Controversial Smith at center of annual Mormon conference

Associated Press/September 30, 2005
By Jennifer Dobner

Salt Lake City -- In his essay, "The Prophet Puzzle Revisited," author and historian Dan Vogel calls Joseph Smith, the founder of The Church of Jesus Christ of Latter-day Saints, complex and gifted.

He also says Smith was a "pious fraud," who knowingly duped followers into believing that God and angels spoke to him in visions, directing the formation of the church in 1830.

"I have no judgment as a historian upon what he did. What I like to talk about is what he thought he was doing," Vogel said in a telephone interview from his home in Westerville, Ohio. "And he thought he was doing a good work."

That work included writing the Book of Mormon, the faith's foundational text. Woven into its stories of battles between good and evil is the message that the Saints -- as Mormons are often called here -- should obey God's commandments and believe in Jesus Christ.

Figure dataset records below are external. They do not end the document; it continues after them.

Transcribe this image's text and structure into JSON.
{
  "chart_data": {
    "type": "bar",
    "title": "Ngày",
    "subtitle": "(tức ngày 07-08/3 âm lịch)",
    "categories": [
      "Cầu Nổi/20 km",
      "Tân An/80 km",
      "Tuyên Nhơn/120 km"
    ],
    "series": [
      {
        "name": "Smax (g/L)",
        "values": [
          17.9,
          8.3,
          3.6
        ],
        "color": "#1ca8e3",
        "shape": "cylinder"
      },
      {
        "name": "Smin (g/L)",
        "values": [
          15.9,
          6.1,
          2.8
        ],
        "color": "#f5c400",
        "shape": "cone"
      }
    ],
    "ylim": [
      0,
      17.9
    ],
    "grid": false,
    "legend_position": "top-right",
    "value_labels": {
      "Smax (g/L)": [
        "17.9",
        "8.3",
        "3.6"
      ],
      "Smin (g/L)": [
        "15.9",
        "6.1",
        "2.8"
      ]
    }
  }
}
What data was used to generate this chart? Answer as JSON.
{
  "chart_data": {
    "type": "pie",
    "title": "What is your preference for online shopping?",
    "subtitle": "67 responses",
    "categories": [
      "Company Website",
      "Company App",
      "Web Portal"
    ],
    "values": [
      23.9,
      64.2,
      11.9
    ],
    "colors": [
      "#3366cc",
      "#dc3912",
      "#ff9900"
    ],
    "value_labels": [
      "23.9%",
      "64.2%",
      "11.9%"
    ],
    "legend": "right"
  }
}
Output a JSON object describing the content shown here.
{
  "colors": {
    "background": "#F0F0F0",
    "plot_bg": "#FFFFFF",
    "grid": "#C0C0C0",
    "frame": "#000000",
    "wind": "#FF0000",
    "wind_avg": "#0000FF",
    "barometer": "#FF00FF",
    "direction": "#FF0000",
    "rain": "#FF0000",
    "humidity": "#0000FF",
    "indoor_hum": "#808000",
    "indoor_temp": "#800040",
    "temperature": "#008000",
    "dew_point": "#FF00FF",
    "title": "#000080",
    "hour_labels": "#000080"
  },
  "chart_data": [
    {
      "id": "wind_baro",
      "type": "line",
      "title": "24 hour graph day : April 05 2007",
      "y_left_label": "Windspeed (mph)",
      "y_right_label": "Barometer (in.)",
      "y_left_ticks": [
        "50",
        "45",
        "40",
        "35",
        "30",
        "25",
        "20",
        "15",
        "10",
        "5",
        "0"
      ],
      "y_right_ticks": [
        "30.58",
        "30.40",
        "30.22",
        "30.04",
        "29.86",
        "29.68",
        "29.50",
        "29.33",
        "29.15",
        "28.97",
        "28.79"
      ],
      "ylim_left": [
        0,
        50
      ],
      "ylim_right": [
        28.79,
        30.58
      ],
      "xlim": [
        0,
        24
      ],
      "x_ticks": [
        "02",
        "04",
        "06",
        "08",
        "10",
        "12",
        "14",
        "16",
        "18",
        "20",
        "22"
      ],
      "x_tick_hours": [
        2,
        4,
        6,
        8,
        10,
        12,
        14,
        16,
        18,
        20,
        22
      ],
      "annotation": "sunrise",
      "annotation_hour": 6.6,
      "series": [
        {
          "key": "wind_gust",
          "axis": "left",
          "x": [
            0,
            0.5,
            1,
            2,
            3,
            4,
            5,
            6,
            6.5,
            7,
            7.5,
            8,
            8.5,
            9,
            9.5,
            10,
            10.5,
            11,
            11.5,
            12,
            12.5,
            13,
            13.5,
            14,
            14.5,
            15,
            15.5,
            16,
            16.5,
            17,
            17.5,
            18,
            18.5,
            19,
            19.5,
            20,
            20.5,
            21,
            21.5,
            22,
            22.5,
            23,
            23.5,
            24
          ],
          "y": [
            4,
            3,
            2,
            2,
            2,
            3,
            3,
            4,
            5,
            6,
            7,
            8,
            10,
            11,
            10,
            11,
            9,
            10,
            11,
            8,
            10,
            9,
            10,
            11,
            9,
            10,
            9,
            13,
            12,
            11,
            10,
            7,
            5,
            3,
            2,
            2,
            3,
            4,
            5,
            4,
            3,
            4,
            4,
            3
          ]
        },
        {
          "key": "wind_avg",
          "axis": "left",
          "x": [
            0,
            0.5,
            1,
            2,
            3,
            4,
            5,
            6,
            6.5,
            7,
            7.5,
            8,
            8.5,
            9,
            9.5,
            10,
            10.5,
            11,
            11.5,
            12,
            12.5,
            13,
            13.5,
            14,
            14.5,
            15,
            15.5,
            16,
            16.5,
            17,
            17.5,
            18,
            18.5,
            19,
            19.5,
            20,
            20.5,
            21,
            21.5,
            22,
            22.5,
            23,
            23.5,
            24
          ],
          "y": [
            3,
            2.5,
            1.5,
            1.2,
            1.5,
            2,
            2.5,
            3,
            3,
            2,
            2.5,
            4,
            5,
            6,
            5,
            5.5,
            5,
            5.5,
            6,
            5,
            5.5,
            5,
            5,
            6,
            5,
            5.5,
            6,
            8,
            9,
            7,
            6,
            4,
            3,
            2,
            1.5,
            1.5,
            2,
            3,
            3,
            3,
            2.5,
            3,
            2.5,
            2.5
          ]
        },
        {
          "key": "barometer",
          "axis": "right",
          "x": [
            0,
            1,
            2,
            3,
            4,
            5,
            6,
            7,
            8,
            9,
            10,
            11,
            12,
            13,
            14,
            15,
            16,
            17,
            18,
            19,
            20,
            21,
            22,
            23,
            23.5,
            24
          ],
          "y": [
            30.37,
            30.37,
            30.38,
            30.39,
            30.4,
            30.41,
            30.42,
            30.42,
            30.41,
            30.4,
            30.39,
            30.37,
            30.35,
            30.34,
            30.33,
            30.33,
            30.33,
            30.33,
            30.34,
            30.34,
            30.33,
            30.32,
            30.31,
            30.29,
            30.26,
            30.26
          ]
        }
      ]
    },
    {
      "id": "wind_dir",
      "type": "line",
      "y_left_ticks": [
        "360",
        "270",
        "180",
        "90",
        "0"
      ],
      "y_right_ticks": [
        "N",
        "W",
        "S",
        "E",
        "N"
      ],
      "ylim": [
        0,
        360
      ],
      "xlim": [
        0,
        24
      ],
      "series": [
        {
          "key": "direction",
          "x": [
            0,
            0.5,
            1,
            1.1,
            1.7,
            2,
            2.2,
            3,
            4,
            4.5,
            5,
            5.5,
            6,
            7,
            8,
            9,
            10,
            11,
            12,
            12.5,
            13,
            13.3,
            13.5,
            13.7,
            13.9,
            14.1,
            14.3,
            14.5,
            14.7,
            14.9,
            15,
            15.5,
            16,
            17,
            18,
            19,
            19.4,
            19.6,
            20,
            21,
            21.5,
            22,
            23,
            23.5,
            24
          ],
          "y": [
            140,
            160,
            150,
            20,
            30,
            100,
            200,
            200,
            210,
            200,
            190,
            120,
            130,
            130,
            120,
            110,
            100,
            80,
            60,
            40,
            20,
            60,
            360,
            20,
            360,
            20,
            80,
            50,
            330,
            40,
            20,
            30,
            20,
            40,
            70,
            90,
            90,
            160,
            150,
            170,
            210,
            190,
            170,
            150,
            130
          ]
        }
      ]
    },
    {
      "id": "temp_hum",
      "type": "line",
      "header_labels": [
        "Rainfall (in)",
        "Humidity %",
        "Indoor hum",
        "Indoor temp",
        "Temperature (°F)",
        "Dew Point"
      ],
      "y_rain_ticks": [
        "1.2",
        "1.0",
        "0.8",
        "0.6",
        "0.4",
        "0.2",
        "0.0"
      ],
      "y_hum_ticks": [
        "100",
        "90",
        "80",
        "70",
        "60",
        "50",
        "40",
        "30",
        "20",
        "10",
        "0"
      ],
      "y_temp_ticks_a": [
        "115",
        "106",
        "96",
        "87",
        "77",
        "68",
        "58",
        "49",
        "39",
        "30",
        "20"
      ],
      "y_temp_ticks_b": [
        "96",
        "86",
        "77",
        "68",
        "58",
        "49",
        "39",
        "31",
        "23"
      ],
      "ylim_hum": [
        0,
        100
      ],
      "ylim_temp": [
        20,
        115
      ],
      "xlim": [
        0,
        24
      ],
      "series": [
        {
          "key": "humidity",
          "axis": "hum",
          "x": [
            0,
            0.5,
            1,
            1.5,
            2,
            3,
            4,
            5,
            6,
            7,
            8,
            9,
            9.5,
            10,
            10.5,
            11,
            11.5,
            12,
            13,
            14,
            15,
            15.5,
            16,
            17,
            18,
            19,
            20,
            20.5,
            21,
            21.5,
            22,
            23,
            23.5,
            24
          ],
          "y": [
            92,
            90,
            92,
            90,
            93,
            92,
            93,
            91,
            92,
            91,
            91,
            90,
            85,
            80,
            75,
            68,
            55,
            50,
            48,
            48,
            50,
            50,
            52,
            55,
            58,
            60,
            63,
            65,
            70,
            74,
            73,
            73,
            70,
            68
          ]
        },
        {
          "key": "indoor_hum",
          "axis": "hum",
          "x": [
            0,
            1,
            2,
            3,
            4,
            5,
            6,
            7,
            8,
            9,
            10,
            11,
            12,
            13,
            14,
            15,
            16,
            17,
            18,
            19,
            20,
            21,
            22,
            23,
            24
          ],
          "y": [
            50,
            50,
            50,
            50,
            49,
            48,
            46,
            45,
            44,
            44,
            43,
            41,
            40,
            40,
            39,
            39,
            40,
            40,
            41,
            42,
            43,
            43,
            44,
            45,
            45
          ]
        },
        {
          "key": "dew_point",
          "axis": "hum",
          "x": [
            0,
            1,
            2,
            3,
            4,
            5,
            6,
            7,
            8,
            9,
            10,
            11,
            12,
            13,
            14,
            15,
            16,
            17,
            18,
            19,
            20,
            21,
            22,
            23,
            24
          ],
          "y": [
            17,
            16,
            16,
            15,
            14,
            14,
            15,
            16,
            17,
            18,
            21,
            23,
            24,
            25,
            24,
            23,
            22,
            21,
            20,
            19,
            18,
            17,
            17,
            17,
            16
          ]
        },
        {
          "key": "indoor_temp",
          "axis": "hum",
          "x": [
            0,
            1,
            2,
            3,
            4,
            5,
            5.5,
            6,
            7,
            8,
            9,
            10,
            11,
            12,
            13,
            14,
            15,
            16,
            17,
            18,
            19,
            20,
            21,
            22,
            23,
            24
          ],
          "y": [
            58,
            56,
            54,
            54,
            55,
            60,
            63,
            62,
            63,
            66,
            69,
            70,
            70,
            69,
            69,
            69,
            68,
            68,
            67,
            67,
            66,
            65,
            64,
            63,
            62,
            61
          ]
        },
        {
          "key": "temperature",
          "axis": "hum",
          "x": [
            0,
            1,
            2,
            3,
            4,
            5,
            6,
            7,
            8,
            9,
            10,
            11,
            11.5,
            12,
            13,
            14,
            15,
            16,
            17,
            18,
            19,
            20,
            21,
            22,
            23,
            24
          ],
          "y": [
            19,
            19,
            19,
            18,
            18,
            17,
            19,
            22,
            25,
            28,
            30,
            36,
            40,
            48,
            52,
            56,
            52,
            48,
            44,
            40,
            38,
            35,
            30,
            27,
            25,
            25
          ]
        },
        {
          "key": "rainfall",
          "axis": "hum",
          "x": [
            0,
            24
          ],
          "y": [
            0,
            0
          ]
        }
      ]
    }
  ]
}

"Even if (the Book of Mormon) is not history, for Joseph Smith it's still inspired because it does those two things," said Vogel, a sixth generation Mormon who left the church about 30 years ago.

Mormons revere Smith as a true prophet, who through revelation restored God's true church to the earth. His life and work promise to be a central theme of the church's 175th semiannual conference here this weekend.

The two-day event will draw more than 100,000 to Salt Lake City, while millions more will observe the proceedings in more than 130 countries and 80 languages via television, satellite and radio broadcasts. The conference comes shortly before the 200th anniversary of Smith's birth on Dec. 23.

Whether prophet or fraud, that so many still focus on Smith's words and work is proof of the impact he has had on American religion.

When Smith was shot and killed -- believers say martyred -- in June 1844, the church had about 26,000 members. Today, there are more than 12 million Mormons around the world.

"He's significant because of the current believers," Vogel said, adding that many 19th century sects split from mainline Protestantism, only to fail. "If they didn't believe in him, he'd be irrelevant."

Mike Ash, is a self-described believing Latter-day Saint, who studies Mormon history and writes for FAIR, the Foundation for Apologetic Information and Research, which defends Mormon theology. He believes Smith endures because the church's core values and principles are grounded in truth.

"I've conversed with nonmembers and ex-members who still think that the (Mormon) church has good values," said Ash. "There's appreciation for that even if you don't accept Joseph Smith or Mormon theology."

But some critics dispute the idea that Smith's teachings have endured.

In the 14 years that Smith headed the church, its practices and philosophies changed frequently. And subsequent leaders, from Brigham Young to current President Gordon B. Hinckley have continued to shift the institution, said Sandra Tanner, a former Mormon who with her husband, Jerald, owns the Utah Lighthouse Ministry bookstore in Salt Lake City.

"I see them trying to downplay his teaching," said Tanner, whose own study and writings seek to debunk Mormon myths.

As evidence, Tanner cites a list of steps the church has taken away from Smith -- changes to sacred temple practices, the ordination of black men as priests, and the disavowal of plural marriage.

She also believes the church minimizes some aspects of Smith's theology -- for example, his ideas that God was once a human and that man himself can progress to become a god -- because they differ so much from mainline Christian ideals.

Susan Easton Black, a professor of religion at the church-owned Brigham Young University in Provo, Utah dismisses the criticism. Smith's later teachings represent his "deep conviction and deeper understanding," and an evolution of his theology, Black said. "The message is the same."

It's true that all religions and their leaders evolve, Salt Lake Theological Seminary associates professor Ron Huggins says.

"But the (Mormon) church is more prone to move away from Joseph Smith's teaching because it was so fluid in his life," Huggins said.

Black and Ash say Mormons expect change from their church, which believes in living prophets who continue to receive revelations from God.

"There wouldn't be a need for a prophet if you didn't expect that some things are going to change," Ash said. "I don't think Joseph received all the doctrine at once. He had to kind of assimilate that and synthesize that."

Nor does history hold Smith up as perfect.

"Joseph Smith has his weaknesses, as every man does," Ash said. "Through his journals, I consistently see he really believed in what he was doing and that he was very concerned for his fellow man."

Vogel believes Smith may have had genuine concern for others, but quickly adds that Smith knew how to take advantage of others.

"He exaggerated, enhanced and bent the truth to satisfy the need of his followers," Vogel said. "They call it spin nowadays."

Despite his beliefs, Vogel says he "can't answer whether (Smith) was a real prophet or not." But he and Ash agree that Smith is worthy of study and discussion, even if no definitive answers can be found.

"The past is gone and what the texts mean is not always clear," Vogel said. "They don't always provide answers. Sometimes it boils down to who has the best argument."